L’Italie adopte sa loi sur la fin de vie

1 janvier 2018

L’Italie adopte sa loi sur la fin de vie

Le débat autour du projet de loi sur le bio-testament a finalement pris fin. Après des années d’opposition de la part des Catholiques, la Chambre des députés a fini par l’adopter. La loi en question donne le droit aux patients une sédation profonde et continue. Depuis le jeudi 14 décembre, elle a pris effet suite à son élection par le Sénat italien, à raison de 180 voix pour et 71 contre.

Polémique autour de la loi sur le bio-testament

À l’image de la loi Leonetti  en France, cette loi accorde aux patients leur autonomie ainsi que le pouvoir de décision de leurs proches dans des situations complexes. Par exemple, ils peuvent opter pour une euthanasie lente, accompagnée du refus de toute alimentation ou hydratation en fin de vie et interdit l’acharnement thérapeutique. Ce qui provoque le décès de l’individu hospitalisé.

FIN DE VIE TESTAMENT
Pour un patient mineur, il revient aux parents de décider sur son sort, mais son avis compte « de manière proportionnée à son âge et à sa maturité ». Si l’enfant est en conflit avec ses parents, il en ressort du tribunal des mineurs de décider. Sinon, pour un mineur qui n’est pas en mesure de donner son avis, le tuteur légal le fera à sa place. En cas de refus de soins jugés nécessaires par les professionnels de la santé, le juge de tutelle va trancher sur la question.

En fait, la signature d’un testament biologique doit se faire en présence d’un notaire ou confié au service d’état civil. En cas de désistement, le document peut être revisité ou révoqué.

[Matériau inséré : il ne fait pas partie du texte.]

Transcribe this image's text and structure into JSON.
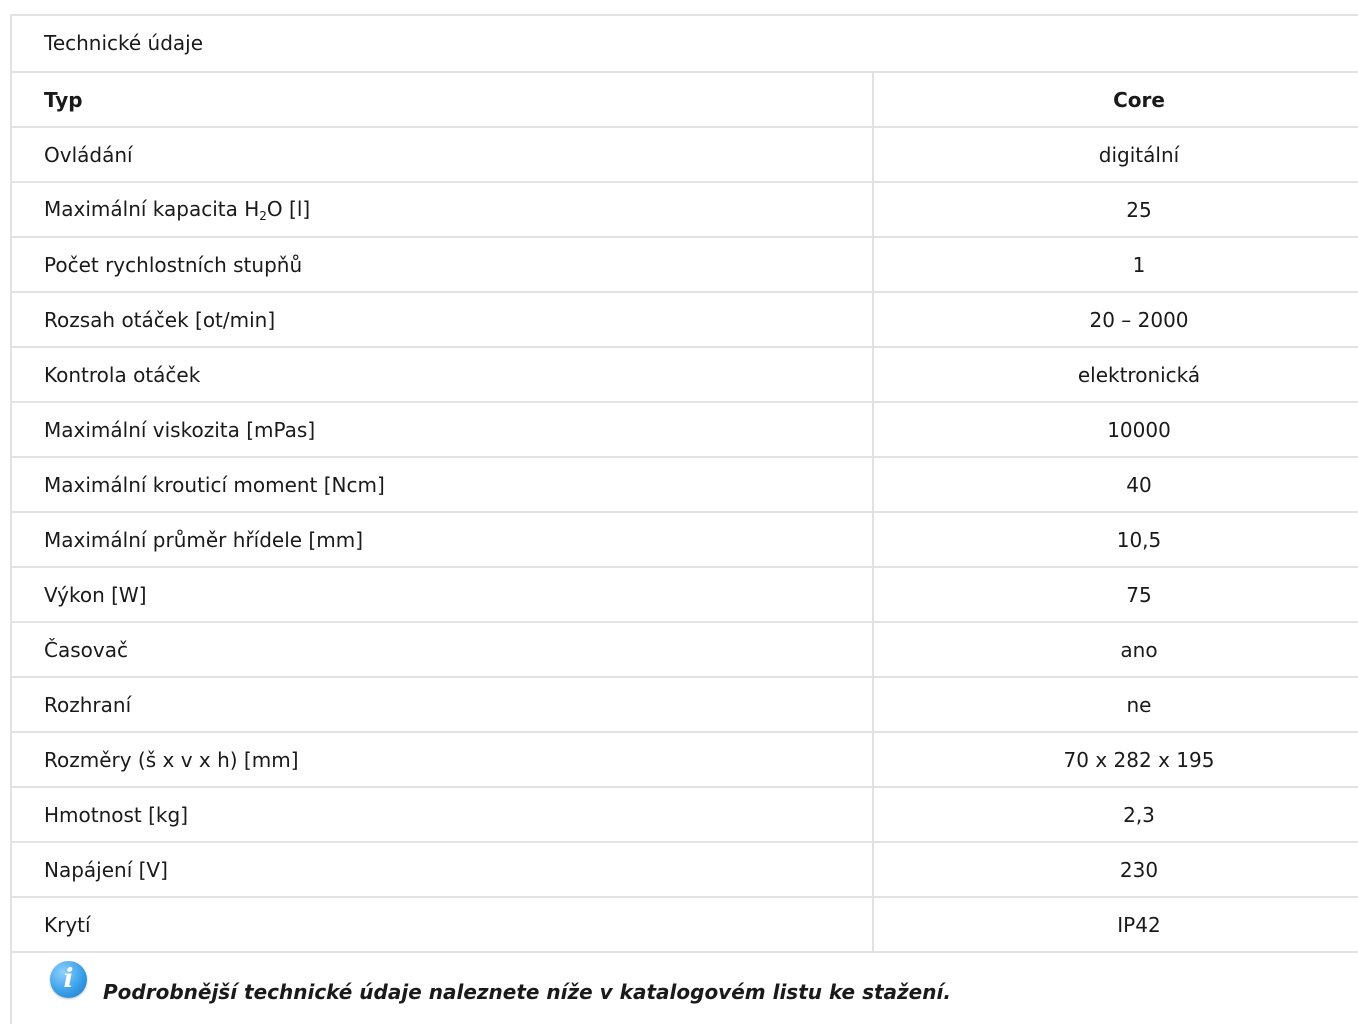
{
  "section": {
    "title": "Technické údaje"
  },
  "table": {
    "header": {
      "label": "Typ",
      "value": "Core"
    },
    "rows": [
      {
        "label": "Ovládání",
        "value": "digitální"
      },
      {
        "label_prefix": "Maximální kapacita H",
        "label_sub": "2",
        "label_suffix": "O [l]",
        "value": "25"
      },
      {
        "label": "Počet rychlostních stupňů",
        "value": "1"
      },
      {
        "label": "Rozsah otáček [ot/min]",
        "value": "20 – 2000"
      },
      {
        "label": "Kontrola otáček",
        "value": "elektronická"
      },
      {
        "label": "Maximální viskozita [mPas]",
        "value": "10000"
      },
      {
        "label": "Maximální krouticí moment [Ncm]",
        "value": "40"
      },
      {
        "label": "Maximální průměr hřídele [mm]",
        "value": "10,5"
      },
      {
        "label": "Výkon [W]",
        "value": "75"
      },
      {
        "label": "Časovač",
        "value": "ano"
      },
      {
        "label": "Rozhraní",
        "value": "ne"
      },
      {
        "label": "Rozměry (š x v x h) [mm]",
        "value": "70 x 282 x 195"
      },
      {
        "label": "Hmotnost [kg]",
        "value": "2,3"
      },
      {
        "label": "Napájení [V]",
        "value": "230"
      },
      {
        "label": "Krytí",
        "value": "IP42"
      }
    ]
  },
  "note": {
    "icon": "info-icon",
    "icon_glyph": "i",
    "text": "Podrobnější technické údaje naleznete níže v katalogovém listu ke stažení."
  },
  "colors": {
    "border": "#e2e2e2",
    "text": "#1a1a1a",
    "info_icon": "#3aa0e8"
  }
}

Une voie vers le suicide assisté et l’euthanasie lente ?

FIN DE VIE
Si cette nouvelle loi crée autant de polémique, c’est parce qu’elle ouvre en quelque sorte une voie au suicide assisté, ce qui est pourtant considéré comme un délit dans la législation italienne. La loi sur la fin de vie incite également à l’euthanasie lente qui se présente comme un homicide volontaire. Les avis divergent de toute part : la Conférence des évêques italiens ainsi que certaines associations du pays désapprouvent l’adoption de la loi sur le testament biologique. Les défenseurs de la loi s’opposent pourtant à leur opinion.

Le médecin peut-il refuser le principe ?

medecin fin de vie

En dépit de ces directives anticipées du patient, le médecin concerné peut faire valoir son droit en invoquant l’objection de conscience. Dans ce contexte, l’établissement médical doit recourir à un médecin remplaçant non objecteur de conscience. Ce principe s’applique à toutes les structures médicales en Italie sans exception, qu’il s’agisse d’un hôpital privé, public ou religieux. Pour l’heure, aucun chiffre sur les médecins objecteurs de conscience n’a été communiqué. L’affaire est donc à suivre de très près.